AlexK, is right. If you use everything except the PR step. The course is still worth it's money.
Having it work for you is easiest if you can believe, not just want to believe but actually believe. For myself, belief was pretty easy. I'm not saying my belief was as solid as granite, but I couldn't punch my fist through it. What helps me believe in MY MIND's Power, not the system per se, is the fact that I've had a few experiences where my other than conscious mind has done things my conscious mind could not. My story about study for first year calculus exam it a clincher, for me.
So I would say that the most important part for you would be to build that confidence, that belief. Smash that inner negative and limiting self-talk.
BTW, I had the course for over a year before I finally got through the tapes. I completed my first book in 2 hours. My next in a little less time. I would have spent more than 20 hours on each of those books. Oh and I didn't even use the system completely correclty. My dips are still too long, and I don't layer enough.
Calculus story:
At least in first year I was keen. I got out the old exams and did them as practice. I was a good student, and so were my friends. Well we'd done all the questions and compared our answers. We could get then all, or see how someone else's answer was better (okay right). Except for one proof. Four A students plugged away at that question between 3 and 6 hours each, without success. When I woke up the next morning. The thought, or image, in my head was the proof. I scrambled over my bed to the desk and wrote it down as fast as I could. I slid it under the door of one of the others I'd studied with (live in dorm). We all memorized it.
The trick to the proof was an inequality, that was in the text, but that we had never used in the course.
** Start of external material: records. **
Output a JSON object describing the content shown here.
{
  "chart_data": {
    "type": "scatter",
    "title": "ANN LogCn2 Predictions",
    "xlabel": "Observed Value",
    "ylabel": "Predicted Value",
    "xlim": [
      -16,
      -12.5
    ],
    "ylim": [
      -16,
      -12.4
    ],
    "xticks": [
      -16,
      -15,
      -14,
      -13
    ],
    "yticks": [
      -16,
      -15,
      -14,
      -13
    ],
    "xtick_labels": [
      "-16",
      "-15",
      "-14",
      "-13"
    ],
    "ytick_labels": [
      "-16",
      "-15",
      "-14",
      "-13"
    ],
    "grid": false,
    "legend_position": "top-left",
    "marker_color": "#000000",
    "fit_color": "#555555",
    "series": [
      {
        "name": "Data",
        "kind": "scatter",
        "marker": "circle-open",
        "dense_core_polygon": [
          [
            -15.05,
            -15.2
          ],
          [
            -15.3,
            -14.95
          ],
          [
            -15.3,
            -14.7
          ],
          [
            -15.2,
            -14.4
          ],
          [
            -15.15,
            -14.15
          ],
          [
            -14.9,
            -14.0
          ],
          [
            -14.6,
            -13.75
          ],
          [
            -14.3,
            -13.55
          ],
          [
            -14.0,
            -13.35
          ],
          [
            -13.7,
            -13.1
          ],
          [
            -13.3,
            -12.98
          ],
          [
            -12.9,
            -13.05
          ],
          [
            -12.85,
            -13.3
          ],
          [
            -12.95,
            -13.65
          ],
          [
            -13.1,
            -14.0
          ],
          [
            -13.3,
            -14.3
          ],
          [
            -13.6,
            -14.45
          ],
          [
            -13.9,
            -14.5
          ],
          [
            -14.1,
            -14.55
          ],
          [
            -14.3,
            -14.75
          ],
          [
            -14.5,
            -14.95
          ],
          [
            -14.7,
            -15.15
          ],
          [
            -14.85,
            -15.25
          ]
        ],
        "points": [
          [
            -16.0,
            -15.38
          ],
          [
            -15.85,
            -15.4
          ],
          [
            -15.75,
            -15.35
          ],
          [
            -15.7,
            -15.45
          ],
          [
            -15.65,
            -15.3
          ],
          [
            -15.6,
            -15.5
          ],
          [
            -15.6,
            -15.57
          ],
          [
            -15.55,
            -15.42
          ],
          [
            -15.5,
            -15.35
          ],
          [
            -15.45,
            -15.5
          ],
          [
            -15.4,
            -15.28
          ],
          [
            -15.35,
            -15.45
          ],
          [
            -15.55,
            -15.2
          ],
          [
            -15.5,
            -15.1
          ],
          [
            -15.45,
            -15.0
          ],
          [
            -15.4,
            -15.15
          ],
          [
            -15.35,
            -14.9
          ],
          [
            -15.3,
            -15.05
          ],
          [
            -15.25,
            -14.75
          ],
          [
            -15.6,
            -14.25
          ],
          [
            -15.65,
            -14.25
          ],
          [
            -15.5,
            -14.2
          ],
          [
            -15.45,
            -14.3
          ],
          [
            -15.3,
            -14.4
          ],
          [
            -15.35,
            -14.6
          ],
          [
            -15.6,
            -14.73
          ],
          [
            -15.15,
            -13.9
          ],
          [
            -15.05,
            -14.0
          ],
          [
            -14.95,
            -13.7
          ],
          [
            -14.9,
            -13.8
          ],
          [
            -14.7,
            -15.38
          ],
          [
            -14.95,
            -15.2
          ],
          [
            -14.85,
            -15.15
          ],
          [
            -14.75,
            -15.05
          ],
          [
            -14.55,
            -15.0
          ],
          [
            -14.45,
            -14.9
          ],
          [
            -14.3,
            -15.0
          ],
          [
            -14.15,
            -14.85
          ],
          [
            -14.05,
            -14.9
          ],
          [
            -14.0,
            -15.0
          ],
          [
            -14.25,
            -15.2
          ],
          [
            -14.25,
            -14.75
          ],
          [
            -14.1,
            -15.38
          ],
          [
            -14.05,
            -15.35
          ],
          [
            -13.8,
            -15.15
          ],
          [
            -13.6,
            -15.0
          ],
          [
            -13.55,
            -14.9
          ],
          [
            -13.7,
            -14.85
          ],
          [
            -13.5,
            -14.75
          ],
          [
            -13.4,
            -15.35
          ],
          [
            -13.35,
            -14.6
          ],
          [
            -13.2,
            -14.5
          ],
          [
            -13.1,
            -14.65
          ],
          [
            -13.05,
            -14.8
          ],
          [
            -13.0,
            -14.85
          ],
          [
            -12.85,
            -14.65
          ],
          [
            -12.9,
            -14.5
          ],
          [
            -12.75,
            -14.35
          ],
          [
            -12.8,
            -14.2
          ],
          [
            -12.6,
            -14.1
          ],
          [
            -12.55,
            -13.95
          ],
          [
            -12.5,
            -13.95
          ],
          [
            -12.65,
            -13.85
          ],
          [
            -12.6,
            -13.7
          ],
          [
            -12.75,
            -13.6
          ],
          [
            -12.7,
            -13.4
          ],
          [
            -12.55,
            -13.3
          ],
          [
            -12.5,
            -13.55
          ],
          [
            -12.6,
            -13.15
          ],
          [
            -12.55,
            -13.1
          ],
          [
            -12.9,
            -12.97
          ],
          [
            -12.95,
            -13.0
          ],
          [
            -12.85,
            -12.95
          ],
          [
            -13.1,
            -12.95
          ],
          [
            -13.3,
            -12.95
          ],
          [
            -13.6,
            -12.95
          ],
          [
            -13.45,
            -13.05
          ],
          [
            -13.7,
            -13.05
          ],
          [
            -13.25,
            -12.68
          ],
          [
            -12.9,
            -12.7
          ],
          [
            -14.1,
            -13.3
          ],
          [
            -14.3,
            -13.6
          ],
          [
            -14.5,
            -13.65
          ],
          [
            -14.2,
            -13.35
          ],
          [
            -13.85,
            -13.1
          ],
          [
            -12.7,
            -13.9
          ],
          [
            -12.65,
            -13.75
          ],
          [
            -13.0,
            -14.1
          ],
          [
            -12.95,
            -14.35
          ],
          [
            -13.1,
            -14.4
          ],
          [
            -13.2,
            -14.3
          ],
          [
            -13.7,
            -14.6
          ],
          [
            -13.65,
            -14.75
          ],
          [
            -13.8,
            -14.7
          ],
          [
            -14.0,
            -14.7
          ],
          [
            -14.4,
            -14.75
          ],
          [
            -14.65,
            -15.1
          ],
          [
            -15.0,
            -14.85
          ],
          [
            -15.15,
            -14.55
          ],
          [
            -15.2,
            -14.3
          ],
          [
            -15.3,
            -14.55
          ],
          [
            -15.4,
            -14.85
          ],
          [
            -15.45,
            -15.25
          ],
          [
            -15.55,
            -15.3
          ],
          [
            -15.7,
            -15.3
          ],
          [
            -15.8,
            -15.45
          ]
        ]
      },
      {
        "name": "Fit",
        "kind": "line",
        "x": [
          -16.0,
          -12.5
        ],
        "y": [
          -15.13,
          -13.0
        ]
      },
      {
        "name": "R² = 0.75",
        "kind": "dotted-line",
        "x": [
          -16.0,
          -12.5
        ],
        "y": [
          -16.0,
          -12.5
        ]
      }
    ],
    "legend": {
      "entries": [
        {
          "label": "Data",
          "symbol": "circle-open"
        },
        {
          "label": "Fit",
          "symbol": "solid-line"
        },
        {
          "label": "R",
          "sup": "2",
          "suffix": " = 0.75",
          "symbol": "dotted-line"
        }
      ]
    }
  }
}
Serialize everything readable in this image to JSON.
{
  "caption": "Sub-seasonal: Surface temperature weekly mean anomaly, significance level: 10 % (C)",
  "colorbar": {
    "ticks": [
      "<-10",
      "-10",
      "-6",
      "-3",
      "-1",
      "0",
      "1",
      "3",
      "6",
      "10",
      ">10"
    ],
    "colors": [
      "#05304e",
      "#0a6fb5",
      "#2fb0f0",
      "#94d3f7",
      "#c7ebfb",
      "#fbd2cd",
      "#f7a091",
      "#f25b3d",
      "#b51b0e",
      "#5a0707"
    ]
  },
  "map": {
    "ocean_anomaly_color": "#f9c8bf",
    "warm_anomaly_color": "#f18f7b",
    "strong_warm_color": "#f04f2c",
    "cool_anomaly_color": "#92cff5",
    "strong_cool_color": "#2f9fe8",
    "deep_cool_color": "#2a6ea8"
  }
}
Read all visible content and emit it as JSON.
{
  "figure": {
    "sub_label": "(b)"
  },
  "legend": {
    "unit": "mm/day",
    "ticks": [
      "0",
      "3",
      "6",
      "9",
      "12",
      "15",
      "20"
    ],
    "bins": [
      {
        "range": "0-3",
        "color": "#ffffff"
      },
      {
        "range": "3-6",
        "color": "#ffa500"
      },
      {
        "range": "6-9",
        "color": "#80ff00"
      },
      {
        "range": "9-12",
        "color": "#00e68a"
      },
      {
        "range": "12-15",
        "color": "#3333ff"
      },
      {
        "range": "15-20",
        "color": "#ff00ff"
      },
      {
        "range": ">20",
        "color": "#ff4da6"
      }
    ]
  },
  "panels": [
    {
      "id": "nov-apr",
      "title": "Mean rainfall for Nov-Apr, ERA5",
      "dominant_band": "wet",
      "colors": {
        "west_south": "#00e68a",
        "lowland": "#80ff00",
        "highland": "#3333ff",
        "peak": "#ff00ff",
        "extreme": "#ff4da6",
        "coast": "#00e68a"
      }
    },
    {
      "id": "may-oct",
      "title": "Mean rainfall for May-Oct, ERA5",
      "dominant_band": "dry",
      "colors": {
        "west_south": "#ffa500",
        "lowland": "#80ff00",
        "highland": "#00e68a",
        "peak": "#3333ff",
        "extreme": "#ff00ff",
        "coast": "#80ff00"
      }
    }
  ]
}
Whether I my inner mind remembered seeing the inequality and used it, or my inner mind worked both ends of the proof to the needed inequality (which is obviously valid) I don't know.
The thing that makes the incident stick in my mind, is the question was on the exam. It was worth 15% of the exam. The four of us completed it in 3 minutes, and we are sure that less than 20% of the class even answered it correctly after spending much valuable exam time.
Play with it, and stay with it. It can work for you, if you can get out of your own way.